The lack of interest in studying the humanities is the  reason for the many crises in society today, according to a professor emeritus writing in the Kyeongyang magazine. He even fears to read the newspapers, he says, with their many tragic tales of human  suffering. Why the many suicides, the break up of families and the other problems of society which are reported on a daily basis? The bonds that bind the members of a family--love, trust, understanding, sacrifice-- are, he says, as slippery as sand, difficult to hold on to, as we pursue worldly goods and honors.

He quotes Pope Francis: "The crisis is not a crisis of finances, or of culture but  the crisis of being humans. Persons have fallen into crisis; we are destroying ourselves." The professor lists the many reasons he feels that these words speak the truth. Our culture should be helping us to attain a fuller life; however, money and ideology  are putting on their armor and facing each other with violence.

We know what is happening to our environment: the waste products of industrialization have contaminated our ground, our water, our atmosphere, and is causing the disappearance of many animal species. Nietzsche is quoted as saying that humankind will remain as a useless virus on the face of the earth. There are those that agree with him, says the professor. These are just a few of the negative results of our material development.

Our culture is changing us, and not for the better. The professor divides our history into four periods: the ancient, the middle ages, the modern, and the present period. Each period had a particular method of education. The ancient Greeks and Romans aimed at bringing about a unity of mind and body, the cultivation, disciplining and improvement of the self.

During the middle ages, there was an emphasis away from attending to the needs of the individual to focusing more on achieving a relationship with God and religion. On the way to God, we are, he says, pilgrims in pursuit of understanding with faith, building character as we endeavor to lead a life of faith. 

During the modern era, Europe went through great changes. The fighting among Christians brought about a devastation that brought despair to the lives of many. We went from God being the center of our lives to placing humanity once again in the center. With the Renascence, there was a return to the ancient times of the Greeks and Romans, and a desire to rebuild the dignity of the person with humanism. This was the beginning of the study of the humanities in college, and those who championed this method of study were called humanists.

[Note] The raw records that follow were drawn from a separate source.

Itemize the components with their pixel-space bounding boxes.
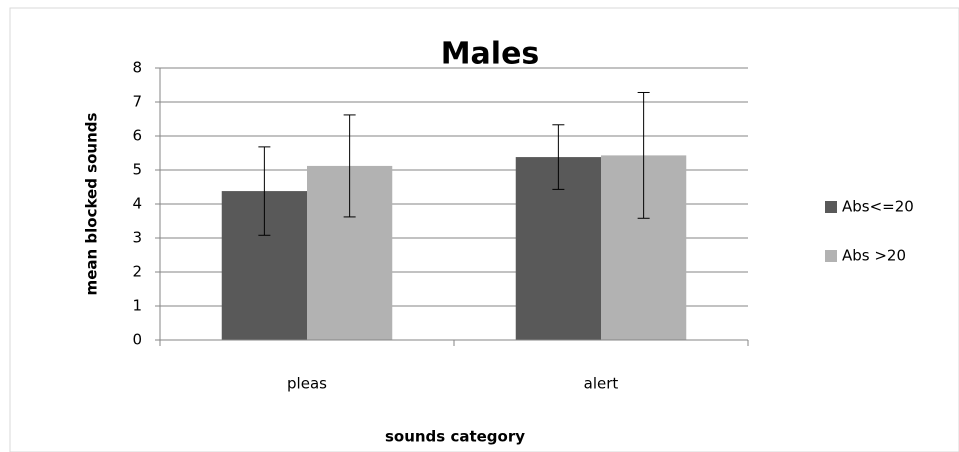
- y-tick-label: 4: [132, 195, 142, 213]
- chart-frame: [9, 7, 959, 452]
- y-tick-label: 7: [132, 93, 142, 111]
- y-axis-label: mean blocked sounds: [83, 113, 101, 296]
- chart-title: Males: [441, 37, 540, 72]
- x-axis-label: sounds category: [385, 428, 525, 446]
- y-tick-label: 2: [132, 263, 142, 281]
- x-tick-label: alert: [584, 375, 619, 393]
- legend-label: Abs >20: [842, 247, 906, 265]
- y-tick-label: 1: [132, 297, 142, 315]
- legend-swatch: [825, 201, 837, 213]
- legend-swatch: [825, 250, 837, 262]
- y-tick-label: 0: [132, 331, 142, 349]
- y-tick-label: 3: [132, 229, 142, 247]
- legend-label: Abs<=20: [842, 198, 914, 216]
- y-tick-label: 8: [132, 59, 142, 77]
- x-tick-label: pleas: [287, 375, 327, 393]
- y-tick-label: 6: [132, 127, 142, 145]
- y-tick-label: 5: [132, 161, 142, 179]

Now that we have entered the present times, we are faced with an ongoing clash between divergent cultures and civilization, between what we are and what we have. We can no longer insist on one culture, one viewpoint, one way of seeing God or man. We have to learn how to live together.  

Many thinkers acknowledge this situation, and they are looking for another way of being members of the human family. The professor believes we need a global humanities program, and then goes on to outline the Asian understanding of the person. Asia also has had an understanding of the humanities. There was a pattern for the human engraved within us, he says, just as there was a  pattern for the heavens. This division appeared first in the Book of Changes (The I Ching).  "Looking at the heavens we see change, looking at the pattern of humanity we see enlightenment." Asia has a tradition of poetry and ritual. We bring to fruition the pattern of life we have received  by the life of truth and virtue.

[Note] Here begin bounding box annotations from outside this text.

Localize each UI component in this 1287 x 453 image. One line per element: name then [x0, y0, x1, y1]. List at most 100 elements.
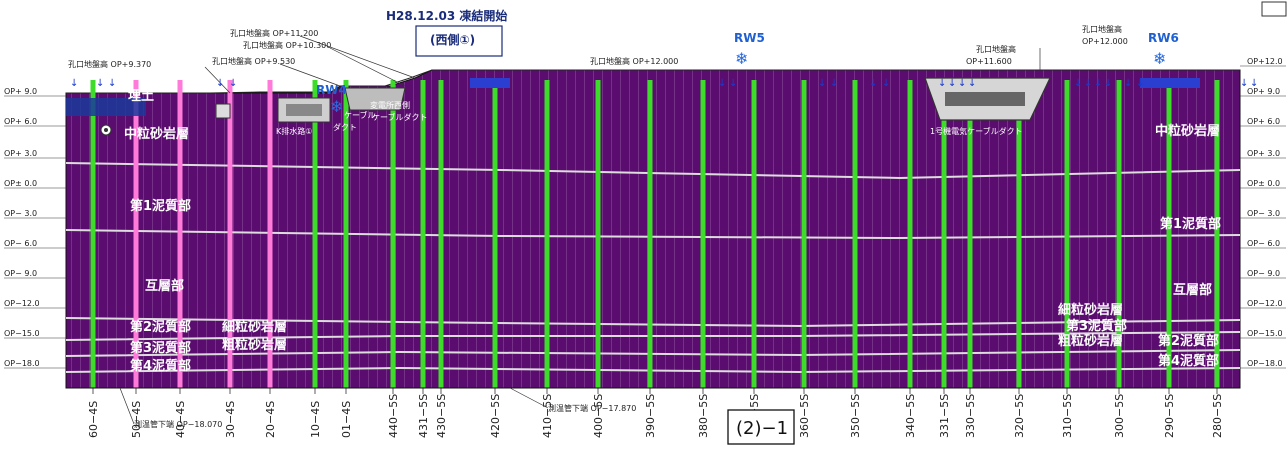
well-label: 40−4S — [174, 401, 187, 438]
rw4-icon: ❄ — [330, 97, 343, 116]
well-label: 10−4S — [309, 401, 322, 438]
rw6-icon: ❄ — [1153, 49, 1166, 68]
label-k-drain: K排水路① — [276, 126, 312, 136]
well-label: 320−5S — [1013, 394, 1026, 438]
elev-right-label: OP+12.0 — [1247, 57, 1283, 66]
figure-label-box — [727, 409, 795, 445]
freeze-pipe — [967, 80, 973, 388]
temp-pipe-bottom-left: 測温管下端 OP−18.070 — [134, 419, 222, 429]
label-mud2-right: 第2泥質部 — [1158, 333, 1219, 349]
cable-duct-shape — [344, 87, 406, 111]
well-label: 400−5S — [592, 394, 605, 438]
figure-label: (2)−1 — [736, 418, 788, 439]
label-mud4-right: 第4泥質部 — [1158, 353, 1219, 369]
well-label: 431−5S — [417, 394, 430, 438]
freeze-pipe — [1016, 80, 1022, 388]
freeze-pipe — [1116, 80, 1122, 388]
down-arrow-icon: ↓ — [869, 78, 877, 89]
hole-elev-6: OP+11.600 — [966, 57, 1012, 66]
freeze-pipe — [312, 80, 318, 388]
hole-elev-2: 孔口地盤高 OP+9.530 — [212, 56, 295, 66]
freeze-pipe — [177, 80, 183, 388]
down-arrow-icon: ↓ — [108, 78, 116, 89]
well-label: 331−5S — [938, 394, 951, 438]
well-label: 340−5S — [904, 394, 917, 438]
well-label: 440−5S — [387, 394, 400, 438]
hole-elev-1: 孔口地盤高 OP+9.370 — [68, 59, 151, 69]
well-label: 310−5S — [1061, 394, 1074, 438]
well-label: 30−4S — [224, 401, 237, 438]
well-label: 300−5S — [1113, 394, 1126, 438]
freeze-pipe — [1166, 80, 1172, 388]
freeze-pipe — [90, 80, 96, 388]
elev-right-label: OP+ 3.0 — [1247, 149, 1280, 158]
label-substation-west: 変電所西側 — [370, 100, 410, 110]
temp-pipe-leader-mid — [509, 387, 549, 409]
label-cable: ケーブル — [344, 110, 376, 120]
blue-block-2 — [1140, 78, 1200, 88]
elev-right-label: OP−12.0 — [1247, 299, 1283, 308]
down-arrow-icon: ↓ — [830, 78, 838, 89]
corner-box — [1261, 1, 1287, 17]
label-mud3-left: 第3泥質部 — [130, 340, 191, 356]
elev-left-label: OP− 3.0 — [4, 209, 37, 218]
freeze-pipe — [492, 80, 498, 388]
elev-right-label: OP+ 6.0 — [1247, 117, 1280, 126]
freeze-pipe — [420, 80, 426, 388]
freeze-pipe — [438, 80, 444, 388]
elev-left-label: OP−15.0 — [4, 329, 40, 338]
label-fine-sandstone-right: 細粒砂岩層 — [1058, 302, 1123, 318]
well-label: 60−4S — [87, 401, 100, 438]
well-label: 380−5S — [697, 394, 710, 438]
hole-elev-6-title: 孔口地盤高 — [976, 44, 1016, 54]
down-arrow-icon: ↓ — [216, 78, 224, 89]
rw4-label: RW4 — [316, 83, 347, 97]
elev-right-label: OP−18.0 — [1247, 359, 1283, 368]
down-arrow-icon: ↓ — [1136, 78, 1144, 89]
down-arrow-icon: ↓ — [1124, 78, 1132, 89]
well-labels: 60−4S 50−4S 40−4S 30−4S 20−4S 10−4S 01−4S 440−5… — [66, 387, 1240, 438]
structures — [66, 77, 1200, 136]
well-label: 430−5S — [435, 394, 448, 438]
hole-elev-7-title: 孔口地盤高 — [1082, 24, 1122, 34]
down-arrow-icon: ↓ — [1250, 78, 1258, 89]
down-arrow-icon: ↓ — [938, 78, 946, 89]
label-mud3-right: 第3泥質部 — [1066, 318, 1127, 334]
down-arrow-icon: ↓ — [882, 78, 890, 89]
well-label: 330−5S — [964, 394, 977, 438]
down-arrow-icon: ↓ — [729, 78, 737, 89]
hole-elev-7: OP+12.000 — [1082, 37, 1128, 46]
elev-right-label: OP− 3.0 — [1247, 209, 1280, 218]
freeze-pipe — [227, 80, 233, 388]
elev-left-label: OP− 9.0 — [4, 269, 37, 278]
label-sandstone-left: 中粒砂岩層 — [124, 126, 189, 142]
down-arrow-icon: ↓ — [1094, 78, 1102, 89]
freeze-pipe — [343, 80, 349, 388]
label-mud1-left: 第1泥質部 — [130, 198, 191, 214]
freeze-pipe — [133, 80, 139, 388]
label-coarse-sandstone-left: 粗粒砂岩層 — [222, 337, 287, 353]
well-label: 01−4S — [340, 401, 353, 438]
down-arrow-icon: ↓ — [1074, 78, 1082, 89]
label-fill: 埋土 — [128, 88, 154, 104]
elev-left-label: OP− 6.0 — [4, 239, 37, 248]
down-arrow-icon: ↓ — [718, 78, 726, 89]
label-mud1-right: 第1泥質部 — [1160, 216, 1221, 232]
small-box — [215, 103, 231, 119]
elev-left-label: OP+ 6.0 — [4, 117, 37, 126]
freeze-start-title: H28.12.03 凍結開始 — [386, 8, 507, 23]
well-label: 360−5S — [798, 394, 811, 438]
freeze-pipe — [700, 80, 706, 388]
rw5-icon: ❄ — [735, 49, 748, 68]
elev-left-label: OP± 0.0 — [4, 179, 37, 188]
west-box — [415, 25, 503, 57]
leader-lines — [204, 35, 1041, 94]
label-coarse-sandstone-right: 粗粒砂岩層 — [1058, 333, 1123, 349]
down-arrow-icon: ↓ — [948, 78, 956, 89]
freeze-pipes — [90, 80, 1220, 388]
freeze-pipe — [595, 80, 601, 388]
elev-left-label: OP−12.0 — [4, 299, 40, 308]
hole-elev-4: 孔口地盤高 OP+11.200 — [230, 28, 318, 38]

In conclusion, he doesn't want Asia to follow along the path taken by the West. The West, he says, was interested in the intellect as seen from the male perspective. They forgot that women made up half of the world's population and that 70 percent live in the East.

The study of the humanities, both in the East and in the West, is to form a mature individual, a whole person. How to form the  mature individual is what it is all about, to build for character. At present Korea has lost the idea of what education is meant to attain. The present aim is to get grades, pass the college entrance exam, make money. It is not interested in the formation of a mature person of character.  It is time to make a change, a global change, in the way we go about educating our children.